AFAIK Jan V. is already working on PKCS#11 support (via openssl).
O.
--
 Ondřej Surý -- Chief Science Officer
 -------------------------------------------
 CZ.NIC, z.s.p.o.    --    Laboratoře CZ.NIC
 Americka 23, 120 00 Praha 2, CZE
 mailto:ondrej.sury@nic.cz    
 tel:+420.222745110      fax:+420.222745112
 -------------------------------------------
  On 31. 10. 2013, at 14:42, Johan Ihrén
<johani(a)johani.org> wrote:
 Hi Marek,
  On Oct 29, 2013, at 18:31 , Marek Vavruša wrote:
 First things is our first beta version ever released (did you know?).
 It is a sneak peek of one of the major features we are working on
 right now. That new thing is the automatic DNSSEC signing. While it is
 still an EXPERIMENTAL feature, we would like to encourage you to give
 it a try and let us know what you think, like or hate. This would help
 us immensely to change things when we still have time to do so, and
 iron out bugs before we bake a release candidate. The configuration is
 quite simple and can be found in the documentation.
 More so, we have written a short "how to" on our Wiki page here:
 
https://gitlab.labs.nic.cz/labs/knot/wikis/dnssec-quickstart
 And the shortcomings here:
 
https://gitlab.labs.nic.cz/labs/knot/wikis/dnssec-limitations
 All in all, it should be as simple as giving it a directory with keys
 and push the button. Is it really?
 A lot of changes happened under the bonnet as well (and some things
 still in progress!). Things like reduced memory usage, faster query
 processing, test modules and faster zone loading. But more on that in
 the final release when things settle down. 
 So I've downloaded 1.4.0-beta and will play with it ASAP (which unfortunately will
not be until next week at the earliest, due to travel). However, looking at the docs:
 ---
 Generate signing keys
 You have to use ISC (Bind) tools to generate the keys. Create one KSK (key signing key)

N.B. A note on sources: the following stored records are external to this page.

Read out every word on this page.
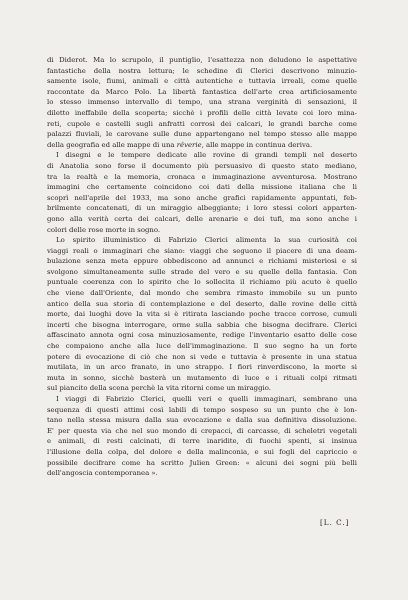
di Diderot. Ma lo scrupolo, il puntiglio, l'esattezza non deludono le aspettative
fantastiche della nostra lettura; le schedine di Clerici descrivono minuzio-
samente isole, fiumi, animali e città autentiche e tuttavia irreali, come quelle
raccontate da Marco Polo. La libertà fantastica dell'arte crea artificiosamente
lo stesso immenso intervallo di tempo, una strana verginità di sensazioni, il
diletto ineffabile della scoperta; sicchè i profili delle città levate coi loro mina-
reti, cupole e castelli sugli anfratti corrosi dei calcari, le grandi barche come
palazzi fluviali, le carovane sulle dune appartengano nel tempo stesso alle mappe
della geografia ed alle mappe di una rêverie, alle mappe in continua deriva.
I disegni e le tempere dedicate alle rovine di grandi templi nel deserto
di Anatolia sono forse il documento più persuasivo di questo stato mediano,
tra la realtà e la memoria, cronaca e immaginazione avventurosa. Mostrano
immagini che certamente coincidono coi dati della missione italiana che li
scoprì nell'aprile del 1933, ma sono anche grafici rapidamente appuntati, feb-
brilmente concatenati, di un miraggio albeggiante; i loro stessi colori apparten-
gono alla verità certa dei calcari, delle arenarie e dei tufi, ma sono anche i
colori delle rose morte in sogno.
Lo spirito illuministico di Fabrizio Clerici alimenta la sua curiosità coi
viaggi reali o immaginari che siano: viaggi che seguono il piacere di una deam-
bulazione senza meta eppure obbediscono ad annunci e richiami misteriosi e si
svolgono simultaneamente sulle strade del vero e su quelle della fantasia. Con
puntuale coerenza con lo spirito che lo sollecita il richiamo più acuto è quello
che viene dall'Oriente, dal mondo che sembra rimasto immobile su un punto
antico della sua storia di contemplazione e del deserto, dalle rovine delle città
morte, dai luoghi dove la vita si è ritirata lasciando poche tracce corrose, cumuli
incerti che bisogna interrogare, orme sulla sabbia che bisogna decifrare. Clerici
affascinato annota ogni cosa minuziosamente, redige l'inventario esatto delle cose
che compaiono anche alla luce dell'immaginazione. Il suo segno ha un forte
potere di evocazione di ciò che non si vede e tuttavia è presente in una statua
mutilata, in un arco franato, in uno strappo. I fiori rinverdiscono, la morte si
muta in sonno, sicchè basterà un mutamento di luce e i rituali colpi ritmati
sul piancito della scena perchè la vita ritorni come un miraggio.
I viaggi di Fabrizio Clerici, quelli veri e quelli immaginari, sembrano una
sequenza di questi attimi così labili di tempo sospeso su un punto che è lon-
tano nella stessa misura dalla sua evocazione e dalla sua definitiva dissoluzione.
E' per questa via che nel suo mondo di crepacci, di carcasse, di scheletri vegetali
e animali, di resti calcinati, di terre inaridite, di fuochi spenti, si insinua
l'illusione della colpa, del dolore e della malinconia, e sui fogli del capriccio e
possibile decifrare come ha scritto Julien Green: « alcuni dei sogni più belli
dell'angoscia contemporanea ».
[L. C.]
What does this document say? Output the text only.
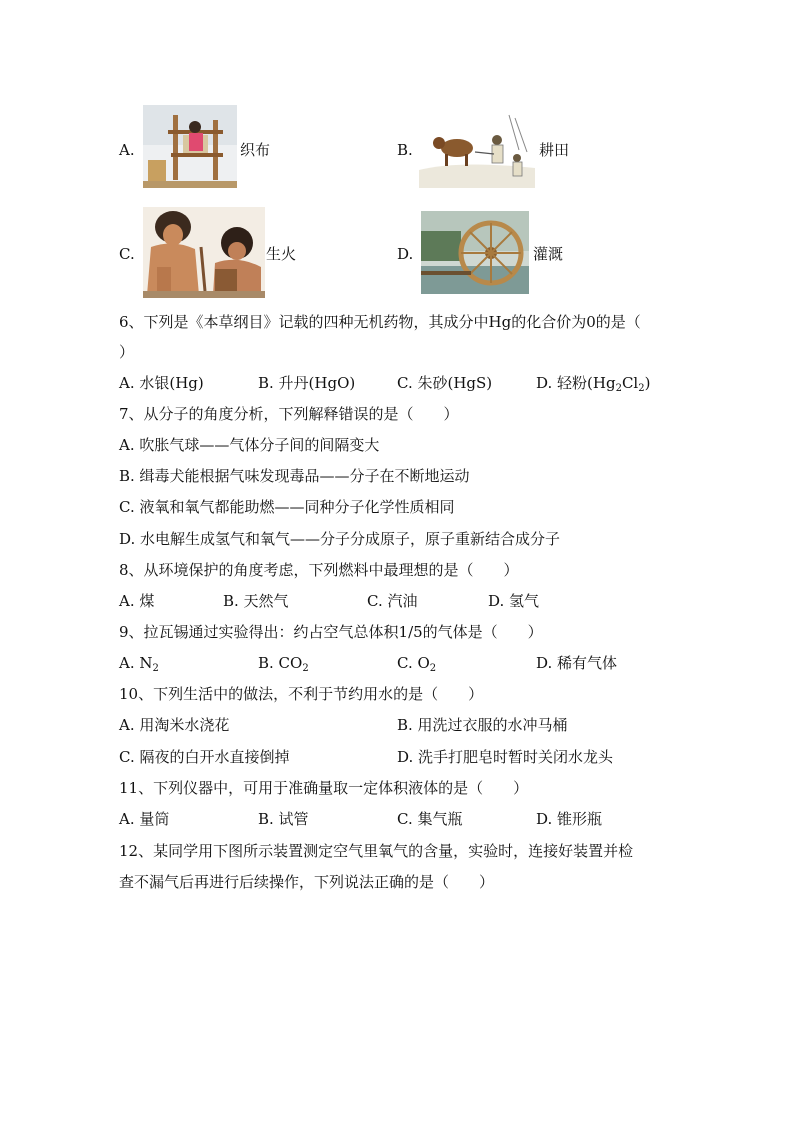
A.	织布	B.	耕田
C.	生火	D.	灌溉
6、下列是《本草纲目》记载的四种无机药物，其成分中Hg的化合价为0的是（
）
A. 水银(Hg)	B. 升丹(HgO)	C. 朱砂(HgS)	D. 轻粉$(Hg_2Cl_2)$
7、从分子的角度分析，下列解释错误的是（　　）
A. 吹胀气球——气体分子间的间隔变大
B. 缉毒犬能根据气味发现毒品——分子在不断地运动
C. 液氧和氧气都能助燃——同种分子化学性质相同
D. 水电解生成氢气和氧气——分子分成原子，原子重新结合成分子
8、从环境保护的角度考虑，下列燃料中最理想的是（　　）
A. 煤	B. 天然气	C. 汽油	D. 氢气
9、拉瓦锡通过实验得出：约占空气总体积1/5的气体是（　　）
A. $N_2$	B. $CO_2$	C. $O_2$	D. 稀有气体
10、下列生活中的做法，不利于节约用水的是（　　）
A. 用淘米水浇花	B. 用洗过衣服的水冲马桶
C. 隔夜的白开水直接倒掉	D. 洗手打肥皂时暂时关闭水龙头
11、下列仪器中，可用于准确量取一定体积液体的是（　　）
A. 量筒	B. 试管	C. 集气瓶	D. 锥形瓶
12、某同学用下图所示装置测定空气里氧气的含量，实验时，连接好装置并检
查不漏气后再进行后续操作，下列说法正确的是（　　）
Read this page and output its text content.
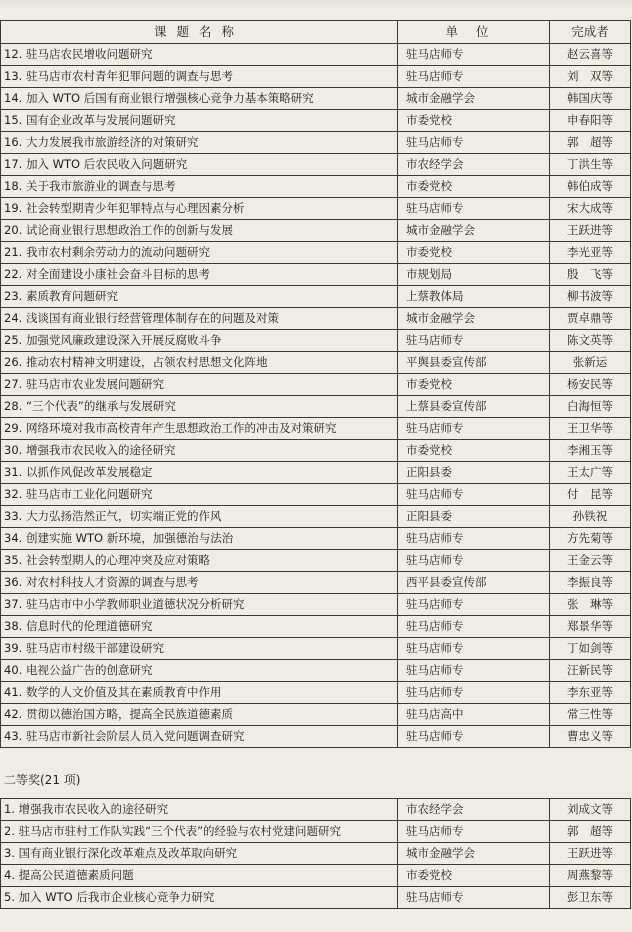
课题名称	单位	完成者
12. 驻马店农民增收问题研究	驻马店师专	赵云喜等
13. 驻马店市农村青年犯罪问题的调查与思考	驻马店师专	刘　双等
14. 加入 WTO 后国有商业银行增强核心竞争力基本策略研究	城市金融学会	韩国庆等
15. 国有企业改革与发展问题研究	市委党校	申春阳等
16. 大力发展我市旅游经济的对策研究	驻马店师专	郭　超等
17. 加入 WTO 后农民收入问题研究	市农经学会	丁洪生等
18. 关于我市旅游业的调查与思考	市委党校	韩伯成等
19. 社会转型期青少年犯罪特点与心理因素分析	驻马店师专	宋大成等
20. 试论商业银行思想政治工作的创新与发展	城市金融学会	王跃进等
21. 我市农村剩余劳动力的流动问题研究	市委党校	李光亚等
22. 对全面建设小康社会奋斗目标的思考	市规划局	殷　飞等
23. 素质教育问题研究	上蔡教体局	柳书波等
24. 浅谈国有商业银行经营管理体制存在的问题及对策	城市金融学会	贾卓鼎等
25. 加强党风廉政建设深入开展反腐败斗争	驻马店师专	陈文英等
26. 推动农村精神文明建设，占领农村思想文化阵地	平舆县委宣传部	张新运
27. 驻马店市农业发展问题研究	市委党校	杨安民等
28. “三个代表”的继承与发展研究	上蔡县委宣传部	白海恒等
29. 网络环境对我市高校青年产生思想政治工作的冲击及对策研究	驻马店师专	王卫华等
30. 增强我市农民收入的途径研究	市委党校	李湘玉等
31. 以抓作风促改革发展稳定	正阳县委	王太广等
32. 驻马店市工业化问题研究	驻马店师专	付　昆等
33. 大力弘扬浩然正气，切实端正党的作风	正阳县委	孙铁祝
34. 创建实施 WTO 新环境，加强德治与法治	驻马店师专	方先菊等
35. 社会转型期人的心理冲突及应对策略	驻马店师专	王金云等
36. 对农村科技人才资源的调查与思考	西平县委宣传部	李振良等
37. 驻马店市中小学教师职业道德状况分析研究	驻马店师专	张　琳等
38. 信息时代的伦理道德研究	驻马店师专	郑景华等
39. 驻马店市村级干部建设研究	驻马店师专	丁如剑等
40. 电视公益广告的创意研究	驻马店师专	汪新民等
41. 数学的人文价值及其在素质教育中作用	驻马店师专	李东亚等
42. 贯彻以德治国方略，提高全民族道德素质	驻马店高中	常三性等
43. 驻马店市新社会阶层人员入党问题调查研究	驻马店师专	曹忠义等
二等奖(21 项)
1. 增强我市农民收入的途径研究	市农经学会	刘成文等
2. 驻马店市驻村工作队实践“三个代表”的经验与农村党建问题研究	驻马店师专	郭　超等
3. 国有商业银行深化改革难点及改革取向研究	城市金融学会	王跃进等
4. 提高公民道德素质问题	市委党校	周燕黎等
5. 加入 WTO 后我市企业核心竞争力研究	驻马店师专	彭卫东等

and one ZSK (zone signing key) for zone 
example.com:
 $ mkdir -p /var/lib/knot/keys
 $ cd /var/lib/knot/keys
 $ dnssec-keygen -3 -f KSK 
example.com
 $ dnssec-keygen -3 
example.com
 ---
 I'd like to make the following observation:
 I'm ok with using dnssec-keygen, that's fine. However I'm not fine with all
the darn K* files that dnssec-keygen throws around. I hate the K* files with a passion,
because they are left-overs of our early attempts at figuring out DNSSEC more than fifteen
years ago. I'd like to think that we've learnt a thing or two since then.
 One of the things that OpenDNSSEC got very, very right was the decision to only go with
an HSM for key storage. I care less about the security aspect (although that's
important in many cases), I care about the storage abstraction.
 I.e. my first suggestion would be to use "softhsm" for key storage, but that
implies using the PKCS#11 API, which requires some work, and a fair amount of additional
code. Therefore my second suggestion is to just add a wrapper around dnssec-keygen and
stuff the resulting keys into an sqlite database (or similar). I.e. I would argue that
hiding the actual key generator behind a simplistic CLI tool for generating, listing,
deleting, etc, keys that are stored in a DB somewhere would be a major improvement to
inheriting the utterly broken interface to the K* files that BIND9 uses.
 No, I don't want to look inside all the K* files to be able to figure out which key
is only published, which is active and which is retired. Nor do I want to delete old and
retired keys with the Unix "rm" command, and high probability of erasing the
wrong file. I want to be able to do something like
 # keymgr generate --zone 
bar.com --type zsk
 Key 68686 (ZSK) for zone "bar.com" generated.
 # keymgr list --zone 
foo.com
 KeyID  Type   State      Next state transition
 23456  ZSK    published  2013-11-15 12:45:23
 12345  ZSK    active     ...
 45678  KSK    published  ...
 34567  KSK    active     ...
 56789  KSK    retired    ...
 # keymgr delete --zone 
foo.com --state retired
 or something similar.
 In a way this is basically me singing the same song I heard Miek sing a couple of days
ago, regarding key management as a separate thing (separate both from the nameserver but
also from the signer).
 Regards,
 Johan
 PS. I've had this discussion with the good folks at ISC several times and one
response I got (a couple of years ago) was that the K* files were very useful for
debugging. I don't know about you, but where I am DNSSEC is no longer in the
"debugging phase", it's in the "deployment phase". That has the
implication that the "user interface" should be designed for actually *USING*
DNSSEC, not for debugging it. Exposing K* files to users for debugging convenience is just
plain wrong. Hide the stuff out of sight, please.